There are parallels in information theory: any recognizable patterns/relationships within a compressed message represents excess entropy (the average uncertainty of future states), since that regularity was not exploited during compression and remained in the compressed structure. This means that a perfectly compressed message is functionally indistinguishable from random noise.

You can view weights in an AI model through the same lens: The weights represent "knowledge" of the environment the model has been exposed to. The model is designed to correctly predict future states, and thus "learning" is effectively the compression of a full model of the environment, which is more efficient to traverse than the uncompressed model. A perfectly learned environment minimizes uncertainty and should translate to weights that have no discernible patterns and thus are also functionally indistinguishable from random noise, void of any regularity.

Some level of "compression" of the local environment is required for any stable embedded system, or else the energy required to continually stabilize the system would require an equal amount of energy present as that in all of the universe, because the system would become a perfect copy of the very environment it is embedded within. This is obviously thermodynamically prohibitive.

Hopefully this helps make the relationship between structure, knowledge, information and uncertainty a lot more intuitive.

As a bonus, consider Fabrice Bellard's ts_zip, a great showcase on how knowledge and compression are related.

https://bellard.org/ts_zip/

ts_zip compresses text at record efficiency (at the cost of magnitudes more memory and compute, nothing is free)

Previous attempts at text compression all purely relied on character-level patterns and semantics, syntactical structure, etc., maybe with some heuristic tweaking here and there.

That got us far, but LLMs do something never achieved before, which is to incorporate relationships beyond the surface: not just placement of characters, n-grams or words, but the actual meaning behind them, and large-scale correlations with other words or tokens across vast context windows.

The LLM actually becomes a world model with enough size and training, and thus we are able to use every fact we know about everything to compress text.

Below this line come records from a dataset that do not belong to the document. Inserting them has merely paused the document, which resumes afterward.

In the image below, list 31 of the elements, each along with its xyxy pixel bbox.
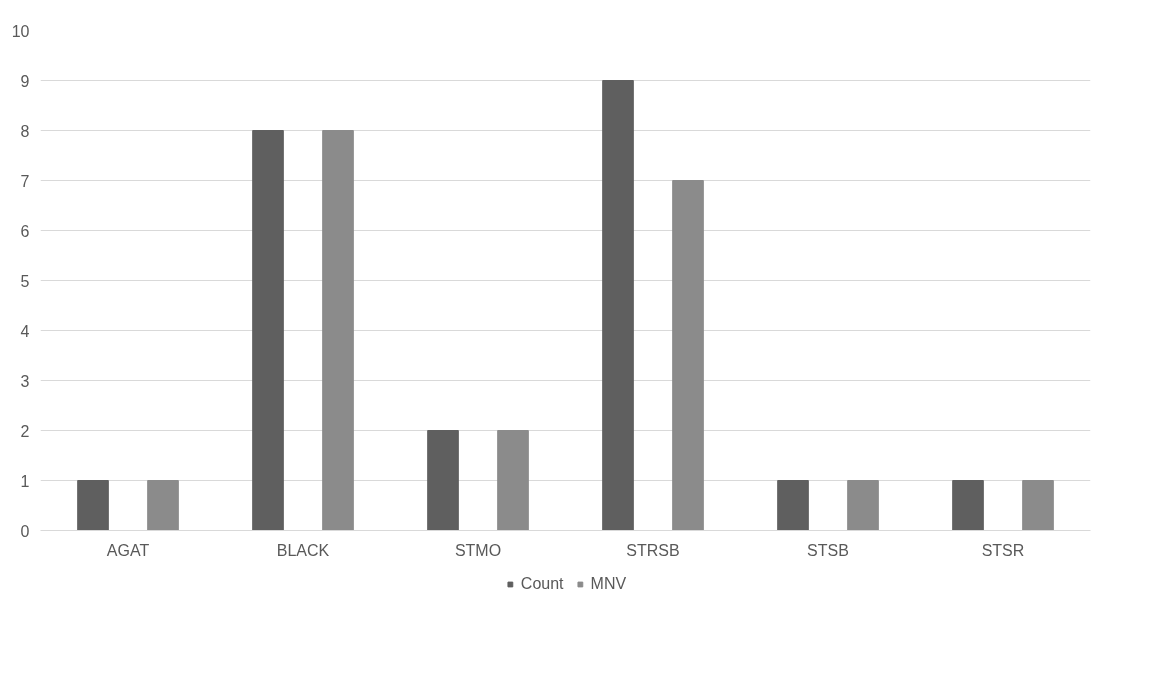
bar [847, 480, 879, 531]
y-tick-label: 2 [20, 422, 30, 440]
bar [322, 130, 354, 531]
x-tick-label: STMO [454, 541, 502, 559]
y-tick-label: 4 [20, 322, 30, 340]
y-tick-label: 10 [11, 22, 30, 40]
bar [602, 80, 634, 531]
y-tick-label: 3 [20, 372, 30, 390]
x-tick-label: AGAT [106, 541, 150, 559]
bar [952, 480, 984, 531]
x-tick-label: STRSB [626, 541, 680, 559]
y-tick-label: 0 [20, 522, 30, 540]
y-tick-label: 1 [20, 472, 30, 490]
x-tick-label: STSB [807, 541, 849, 559]
bar [252, 130, 284, 531]
bar [427, 430, 459, 531]
y-tick-label: 6 [20, 222, 30, 240]
x-tick-label: BLACK [276, 541, 330, 559]
y-tick-label: 5 [20, 272, 30, 290]
legend-label: Count [520, 574, 564, 593]
y-tick-label: 7 [20, 172, 30, 190]
bar [147, 480, 179, 531]
bar [777, 480, 809, 531]
bar [1022, 480, 1054, 531]
x-tick-label: STSR [981, 541, 1025, 559]
bar [497, 430, 529, 531]
bar [672, 180, 704, 531]
legend-label: MNV [590, 574, 627, 593]
y-tick-label: 8 [20, 122, 30, 140]
bar [77, 480, 109, 531]
y-tick-label: 9 [20, 72, 30, 90]
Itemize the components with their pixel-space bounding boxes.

If we're speaking about biology for example, that constrains the probabilities of what the most likely word might be after a given prefix. Or if the context is constrained to a specific historical period.

All of these regularities can be leveraged, at the cost of a lot of energy, in order to create compressed text that gets arbitrarily close to looking like completely random noise (actually verifying this would require infinite energy though, per Kolmogorov).

The catch is, such systems are specialized and depend on the regularity of cheap, widely-available energy networks and consumer access to cheap compute. Take that away, and it becomes ill-suited vs just using bzip. I mean, even now, bzip is a better choice when considering energy tradeoffs. And ts_zip in particular is specialized to the point of only working with text and not arbitrary byte streams.